Rodrigo Perdigão, 15 anos

Há os que se dizem católicos praticantes, os que afirmam ser ateus convictos e os que "francamente" nunca perderam muito tempo a pensar no assunto.

"Quero ser salvo e ir para o céu. Vou ao culto todos os dias - só não há culto à quinta e à segunda. Os cultos são à noite. Às vezes está pouca gente, mas às vezes está muita. Quando há casamentos. Ou quando há algum problema no bairro. E as pessoas juntam-se ali... para orar, para pregar a palavra de Deus. E para pedir ajuda. Faz bem."

Mário Patrocínio, 15 anos

Em comum, mesmo, sem dúvidas, estes rapazes têm os temas que mais lhes ocupam as conversas na escola, no café, nos intervalos do cinema, no Facebook... A saber:

"Raparigas e desporto. Quando falamos de raparigas falamos, por exemplo, das mais giras da escola. E das namoradas."

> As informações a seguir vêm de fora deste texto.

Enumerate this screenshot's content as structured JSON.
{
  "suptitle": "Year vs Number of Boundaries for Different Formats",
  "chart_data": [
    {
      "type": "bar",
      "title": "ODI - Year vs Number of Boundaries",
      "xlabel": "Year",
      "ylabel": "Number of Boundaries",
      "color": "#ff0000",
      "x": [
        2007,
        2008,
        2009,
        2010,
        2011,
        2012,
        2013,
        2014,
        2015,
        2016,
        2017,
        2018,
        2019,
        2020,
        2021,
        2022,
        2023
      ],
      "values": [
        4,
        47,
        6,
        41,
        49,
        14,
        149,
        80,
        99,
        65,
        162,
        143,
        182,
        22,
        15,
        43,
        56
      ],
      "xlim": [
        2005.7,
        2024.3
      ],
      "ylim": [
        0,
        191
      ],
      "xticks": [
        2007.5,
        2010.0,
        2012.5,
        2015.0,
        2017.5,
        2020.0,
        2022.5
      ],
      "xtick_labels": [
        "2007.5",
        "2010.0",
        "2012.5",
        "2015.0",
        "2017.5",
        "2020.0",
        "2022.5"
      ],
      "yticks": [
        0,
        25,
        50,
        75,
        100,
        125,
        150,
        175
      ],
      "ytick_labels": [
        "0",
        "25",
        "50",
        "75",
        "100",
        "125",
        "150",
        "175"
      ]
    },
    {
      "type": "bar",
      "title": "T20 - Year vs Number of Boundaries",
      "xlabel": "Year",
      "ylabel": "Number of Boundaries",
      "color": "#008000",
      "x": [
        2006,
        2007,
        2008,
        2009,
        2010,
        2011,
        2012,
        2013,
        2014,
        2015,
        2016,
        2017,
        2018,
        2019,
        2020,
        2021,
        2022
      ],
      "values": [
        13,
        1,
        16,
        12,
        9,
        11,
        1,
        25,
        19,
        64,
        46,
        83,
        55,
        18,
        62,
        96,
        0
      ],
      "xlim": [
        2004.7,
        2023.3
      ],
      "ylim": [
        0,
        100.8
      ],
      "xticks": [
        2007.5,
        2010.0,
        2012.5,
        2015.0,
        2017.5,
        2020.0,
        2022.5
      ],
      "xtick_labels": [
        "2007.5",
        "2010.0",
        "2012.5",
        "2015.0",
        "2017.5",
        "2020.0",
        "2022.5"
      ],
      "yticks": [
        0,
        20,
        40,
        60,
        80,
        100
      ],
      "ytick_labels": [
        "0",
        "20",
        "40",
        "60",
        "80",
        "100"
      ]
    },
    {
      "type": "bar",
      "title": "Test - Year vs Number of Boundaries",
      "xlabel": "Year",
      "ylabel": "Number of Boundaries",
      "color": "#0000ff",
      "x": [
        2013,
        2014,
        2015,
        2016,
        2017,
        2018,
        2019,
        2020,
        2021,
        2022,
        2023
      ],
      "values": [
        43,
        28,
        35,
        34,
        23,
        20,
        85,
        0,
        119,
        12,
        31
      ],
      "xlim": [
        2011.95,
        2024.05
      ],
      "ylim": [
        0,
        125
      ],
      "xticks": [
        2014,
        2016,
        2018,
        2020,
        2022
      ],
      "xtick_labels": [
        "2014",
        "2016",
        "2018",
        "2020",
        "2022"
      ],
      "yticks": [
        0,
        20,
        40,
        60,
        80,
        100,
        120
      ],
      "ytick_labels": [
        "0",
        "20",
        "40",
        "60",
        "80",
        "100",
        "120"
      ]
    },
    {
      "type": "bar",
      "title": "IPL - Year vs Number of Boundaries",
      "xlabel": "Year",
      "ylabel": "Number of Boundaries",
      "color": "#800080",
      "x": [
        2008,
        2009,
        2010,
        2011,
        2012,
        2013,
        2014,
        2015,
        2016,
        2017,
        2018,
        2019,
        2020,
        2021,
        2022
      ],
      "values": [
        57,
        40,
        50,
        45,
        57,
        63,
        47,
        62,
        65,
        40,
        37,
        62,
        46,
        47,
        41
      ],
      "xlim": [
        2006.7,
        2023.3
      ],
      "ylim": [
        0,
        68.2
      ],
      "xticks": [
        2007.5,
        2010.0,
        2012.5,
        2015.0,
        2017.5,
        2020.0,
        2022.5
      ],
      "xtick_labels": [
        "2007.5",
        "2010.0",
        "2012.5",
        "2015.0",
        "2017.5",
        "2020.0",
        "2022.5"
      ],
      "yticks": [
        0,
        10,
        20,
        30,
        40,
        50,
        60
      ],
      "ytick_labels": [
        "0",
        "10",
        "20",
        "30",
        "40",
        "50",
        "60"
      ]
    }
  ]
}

Guilherme Antunes, 15 anos

"Como é que se manifesta a amizade entre os rapazes? (Risos) Conversam sobre raparigas. Tipo: "Aquela rapariga olhou para mim, viram?" E há logo quem faça um filme. Fala-se muito de namoradas, mas a maior parte não tem nenhuma."

Rodrigo Perdigão, 15 anos

O tema das diferenças entre rapazes e raparigas está longe de ser pacífico. Há quem entenda, como Conceição Nogueira, investigadora da Universidade do Minho na área do "género e sexualidade", que décadas de estudos a confrontar homens com mulheres serviram sobretudo para consolidar estereótipos sexistas.

Por outro lado, autores que tentaram demonstrar diferenças biológicas, que se manifestariam, precisamente, na adolescência - e que explicariam sem dúvida alguma todas as diferenças -, podem até vender muitos livros, mas têm sido acusados de fazer "má ciência".

Mas há pelos menos duas áreas - saúde e educação - onde os cientistas entendem que é importante perceber melhor o que se passa. Os fracos resultados escolares dos rapazes (Portugal não foge à regra e no 3.º ciclo do ensino básico a percentagem dos que já chumbaram é quase duas vezes maior do que a das raparigas) têm levado vários países europeus a levar a cabo "políticas que visam fazer face às diferenças de género", segundo um relatório recente da rede Eurydice. Tudo para lidar com aquilo que em 2006 a revista norte-americana Newsweek anunciou na sua capa, em letras grandes: "The Boy Crisis."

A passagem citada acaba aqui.